На свадьбе

Размер шрифта:   13
На свадьбе

Сколько красивых мест, созданных на земле по воле Божьей, он мог бы увидеть во время своего "путешествия"…

Но, с другой стороны, если бы не этот поезд, словно символически олицетворяющий собой всю Россию, он бы вообще никогда не оказался так далеко от дома и в любом случае не увидел бы это величие природы. Так что, можно сказать, он почти ничего не потерял.

Правда, если бы ему довелось остаться на Родине, он был бы гораздо более счастлив.

Не то что бы он жалел. Это было просто несовместимо ни с его предыдущим жизненным опытом, ни с обязанностями, которые налагал на него сан.
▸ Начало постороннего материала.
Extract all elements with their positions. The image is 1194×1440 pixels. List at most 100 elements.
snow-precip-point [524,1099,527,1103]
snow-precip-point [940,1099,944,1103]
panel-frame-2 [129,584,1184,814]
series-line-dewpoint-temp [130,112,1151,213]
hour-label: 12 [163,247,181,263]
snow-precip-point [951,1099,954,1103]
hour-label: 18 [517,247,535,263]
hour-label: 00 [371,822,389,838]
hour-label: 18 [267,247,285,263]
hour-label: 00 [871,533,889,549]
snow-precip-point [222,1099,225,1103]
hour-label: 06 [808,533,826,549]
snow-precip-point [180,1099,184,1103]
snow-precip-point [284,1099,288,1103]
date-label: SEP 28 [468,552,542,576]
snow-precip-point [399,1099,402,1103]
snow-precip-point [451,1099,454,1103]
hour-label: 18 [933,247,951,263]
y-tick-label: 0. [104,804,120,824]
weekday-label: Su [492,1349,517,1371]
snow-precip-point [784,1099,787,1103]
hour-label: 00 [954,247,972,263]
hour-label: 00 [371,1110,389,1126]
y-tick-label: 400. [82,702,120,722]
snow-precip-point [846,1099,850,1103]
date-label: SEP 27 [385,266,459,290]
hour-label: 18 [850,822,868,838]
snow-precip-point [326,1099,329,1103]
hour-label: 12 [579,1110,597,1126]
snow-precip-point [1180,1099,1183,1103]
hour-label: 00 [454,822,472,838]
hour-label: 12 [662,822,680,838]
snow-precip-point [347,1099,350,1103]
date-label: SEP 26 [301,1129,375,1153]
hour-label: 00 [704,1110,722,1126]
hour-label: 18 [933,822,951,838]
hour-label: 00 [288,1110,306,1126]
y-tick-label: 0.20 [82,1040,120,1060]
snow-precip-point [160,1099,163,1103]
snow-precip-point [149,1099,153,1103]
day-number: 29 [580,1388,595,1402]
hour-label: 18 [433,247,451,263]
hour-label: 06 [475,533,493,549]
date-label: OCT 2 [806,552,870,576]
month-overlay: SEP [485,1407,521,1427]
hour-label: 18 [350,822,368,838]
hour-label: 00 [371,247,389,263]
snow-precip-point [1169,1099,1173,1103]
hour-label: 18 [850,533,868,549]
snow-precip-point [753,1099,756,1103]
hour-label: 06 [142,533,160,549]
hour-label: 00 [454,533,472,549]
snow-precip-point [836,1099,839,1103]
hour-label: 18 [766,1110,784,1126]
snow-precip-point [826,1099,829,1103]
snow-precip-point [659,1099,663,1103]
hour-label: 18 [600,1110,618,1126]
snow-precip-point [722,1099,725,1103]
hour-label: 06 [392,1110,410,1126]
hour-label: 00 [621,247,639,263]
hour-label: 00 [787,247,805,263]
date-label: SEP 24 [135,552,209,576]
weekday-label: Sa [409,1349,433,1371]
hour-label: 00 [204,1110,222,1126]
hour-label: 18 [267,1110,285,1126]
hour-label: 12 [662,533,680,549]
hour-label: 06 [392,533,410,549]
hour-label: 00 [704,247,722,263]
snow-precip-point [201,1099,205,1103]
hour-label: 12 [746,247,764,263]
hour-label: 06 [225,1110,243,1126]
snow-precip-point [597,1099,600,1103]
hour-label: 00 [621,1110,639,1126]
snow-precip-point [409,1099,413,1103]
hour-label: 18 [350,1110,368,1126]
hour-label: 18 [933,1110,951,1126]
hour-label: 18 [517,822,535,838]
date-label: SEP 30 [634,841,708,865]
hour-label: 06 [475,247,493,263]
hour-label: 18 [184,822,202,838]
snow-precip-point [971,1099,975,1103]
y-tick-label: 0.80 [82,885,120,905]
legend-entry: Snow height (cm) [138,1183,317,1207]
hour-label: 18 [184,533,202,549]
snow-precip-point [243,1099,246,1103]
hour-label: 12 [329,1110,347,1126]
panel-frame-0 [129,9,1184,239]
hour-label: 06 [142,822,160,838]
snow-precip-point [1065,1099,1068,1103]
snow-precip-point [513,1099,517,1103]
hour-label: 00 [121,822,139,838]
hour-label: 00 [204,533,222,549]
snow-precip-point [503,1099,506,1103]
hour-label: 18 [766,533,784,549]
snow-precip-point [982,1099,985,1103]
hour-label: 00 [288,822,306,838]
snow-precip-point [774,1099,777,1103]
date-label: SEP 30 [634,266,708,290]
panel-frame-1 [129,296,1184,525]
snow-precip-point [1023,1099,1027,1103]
То, что произошло, нужно Богу, и когда Он счел возможным дать ему именно такой, самый трудный экзамен, одиночество и разлуку с Софией и дочерьми, он должен принести и такую жертву ради Отца нашего.

Если на ум приходила малодушная мысль о том, сколько радостных минут он мог бы испытать даже в этих, почти нечеловеческих условиях, когда бы с ним была семья, отец Адам по привычке обращался с молитвой к Господу Нашему Иисусу Христу, чтобы тот помог сохранить ему присутствие духа и смириться с неизбежным, достойно встречая его тяжесть во имя Спасителя.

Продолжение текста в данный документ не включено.